Yep that’s slow — unless you compare it to my last 5K trail race, two weeks ago, when I ran even slower, with a finish time of 39:44. So I guess I’m improving, ever so gradually.
After I crossed the finish line, I looked around for Jake and Steven. They had beat me by a mile, or something like that, and were resting inside the pavilion, eating apples. Man, talk about rubbing it in.
According to race results, Steven finished in 22:09 — a 7:07 pace, for 29th out of 247 in the 5K race.
Jake finished in 25:59 — an 8:21 pace, for 92nd out of 247.
Then the boys and I went back to the finish line to wait for Mrs. Trail Boy. We passed the minutes telling war stories about the course.
“Those hills were pretty intense,” Steven admitted.
A few minutes later, Jake pointed down the course. “There’s Mom!”
And when she saw us, Colleen broke into a run and finished in style. Her time was 39:26.
We all got a drink of water and stretched our sore legs. Then we settled down to wait for the 15K finishers.
About 10 minutes later, off in the distance, we saw the 15K leader crest the sledding hill. He ran across the ridgeline, with no one at all on his heels. Then he descended the hill and made the wide loop to the finish line.
He burned up the course with a time of 53:50, or an average pace of 5:46.
That was amazing. The 15K course is not only three times as long as the 5K course, but it is much more difficult. It includes several very steep hills, two creek crossings, and a long stretch on a bridle trail, filled with horse droppings.
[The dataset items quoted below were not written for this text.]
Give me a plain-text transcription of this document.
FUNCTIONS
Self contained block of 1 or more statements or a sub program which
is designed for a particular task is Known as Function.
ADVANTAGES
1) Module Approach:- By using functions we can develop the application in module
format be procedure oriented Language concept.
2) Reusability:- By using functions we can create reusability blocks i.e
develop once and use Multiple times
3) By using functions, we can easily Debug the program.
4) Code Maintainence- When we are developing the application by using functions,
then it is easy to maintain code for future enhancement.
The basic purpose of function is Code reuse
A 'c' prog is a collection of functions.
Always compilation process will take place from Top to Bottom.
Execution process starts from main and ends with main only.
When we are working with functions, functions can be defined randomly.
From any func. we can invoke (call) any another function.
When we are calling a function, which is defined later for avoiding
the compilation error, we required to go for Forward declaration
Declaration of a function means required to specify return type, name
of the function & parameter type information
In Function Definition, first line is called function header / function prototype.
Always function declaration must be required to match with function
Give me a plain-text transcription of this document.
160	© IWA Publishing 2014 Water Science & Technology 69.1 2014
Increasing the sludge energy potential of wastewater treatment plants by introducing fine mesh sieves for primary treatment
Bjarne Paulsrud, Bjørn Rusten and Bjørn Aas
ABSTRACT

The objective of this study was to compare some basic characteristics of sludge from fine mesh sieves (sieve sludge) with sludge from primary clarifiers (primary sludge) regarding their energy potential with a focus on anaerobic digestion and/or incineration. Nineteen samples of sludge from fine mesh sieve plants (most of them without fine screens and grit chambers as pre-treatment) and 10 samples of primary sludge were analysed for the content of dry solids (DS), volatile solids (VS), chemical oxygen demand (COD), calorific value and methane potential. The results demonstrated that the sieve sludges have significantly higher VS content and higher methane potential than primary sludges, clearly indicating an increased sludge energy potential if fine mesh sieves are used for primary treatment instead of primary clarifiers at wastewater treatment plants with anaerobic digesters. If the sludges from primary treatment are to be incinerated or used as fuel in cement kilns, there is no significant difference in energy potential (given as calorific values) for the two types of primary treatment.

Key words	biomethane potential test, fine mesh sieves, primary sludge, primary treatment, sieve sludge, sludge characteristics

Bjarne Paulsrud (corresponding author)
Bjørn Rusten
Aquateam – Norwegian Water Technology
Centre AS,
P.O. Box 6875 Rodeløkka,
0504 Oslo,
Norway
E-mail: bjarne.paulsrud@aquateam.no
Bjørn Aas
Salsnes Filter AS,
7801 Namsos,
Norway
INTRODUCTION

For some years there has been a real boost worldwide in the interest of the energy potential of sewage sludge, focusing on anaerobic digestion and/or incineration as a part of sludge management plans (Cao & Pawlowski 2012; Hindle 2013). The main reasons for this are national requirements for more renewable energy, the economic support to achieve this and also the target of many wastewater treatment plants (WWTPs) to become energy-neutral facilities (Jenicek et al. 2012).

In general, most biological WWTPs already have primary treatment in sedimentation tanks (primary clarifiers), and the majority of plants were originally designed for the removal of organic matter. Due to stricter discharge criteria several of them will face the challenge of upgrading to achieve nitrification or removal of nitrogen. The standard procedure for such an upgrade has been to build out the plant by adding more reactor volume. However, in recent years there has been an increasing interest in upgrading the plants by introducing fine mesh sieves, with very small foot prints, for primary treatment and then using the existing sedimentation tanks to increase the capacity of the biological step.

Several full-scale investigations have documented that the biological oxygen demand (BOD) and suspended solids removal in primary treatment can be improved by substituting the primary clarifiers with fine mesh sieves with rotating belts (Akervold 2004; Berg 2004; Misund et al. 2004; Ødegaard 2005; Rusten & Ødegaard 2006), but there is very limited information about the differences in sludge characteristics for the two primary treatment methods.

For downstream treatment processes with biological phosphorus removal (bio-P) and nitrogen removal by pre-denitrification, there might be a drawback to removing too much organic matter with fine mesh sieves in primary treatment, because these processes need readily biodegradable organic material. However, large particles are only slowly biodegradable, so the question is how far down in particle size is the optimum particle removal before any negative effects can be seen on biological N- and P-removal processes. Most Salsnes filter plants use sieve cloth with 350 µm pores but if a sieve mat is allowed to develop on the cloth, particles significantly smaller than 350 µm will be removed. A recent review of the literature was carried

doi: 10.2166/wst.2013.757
I’ve run the 15K course twice, when I was healthy, and my best time was 1:15, which I considered respectable. These hills can slow down the toughest trail runner to a 6:30 pace. So the leader’s time was incredible.
About three minutes later, the No. 2 runner in the 15K crossed the finish line. Then I saw a few running friends, including Jeff, who finished in 1:04:48.
Shortly afterward, I saw Jon, a friend from work, who blasted down the final stretch in a blur:
Jon finished in 1:05:54, for an average pace of 7:04, crossing the line 16th out of 172 in the 15K division. Jon is a speed demon, about 20 years younger than me. But to his credit, doesn’t mind being seen with an old, slow guy.
Then came the best part. We all trooped into the pavilion for a lunch provided by the race sponsor Qdoba. We loaded our plates with rice, beans, chicken, steak, and chips.
The boys went outside to munch their food in the sunshine.
On the way outside, I ran into Kayleah and Christy, who had run the 15K. They had smiles and wet feet, the true sign of trail runners.
Kayleah and Christy finished in about 1:25. (See 15K results here.)
Then it was time to head home for (what else?) showers and naps.
In a few more weeks, another race will beckon. I don’t know what it will be, but I can only hope that I’ll continue to get a little faster.
And at my current race of improvement, I just might set another PR in about 30 years.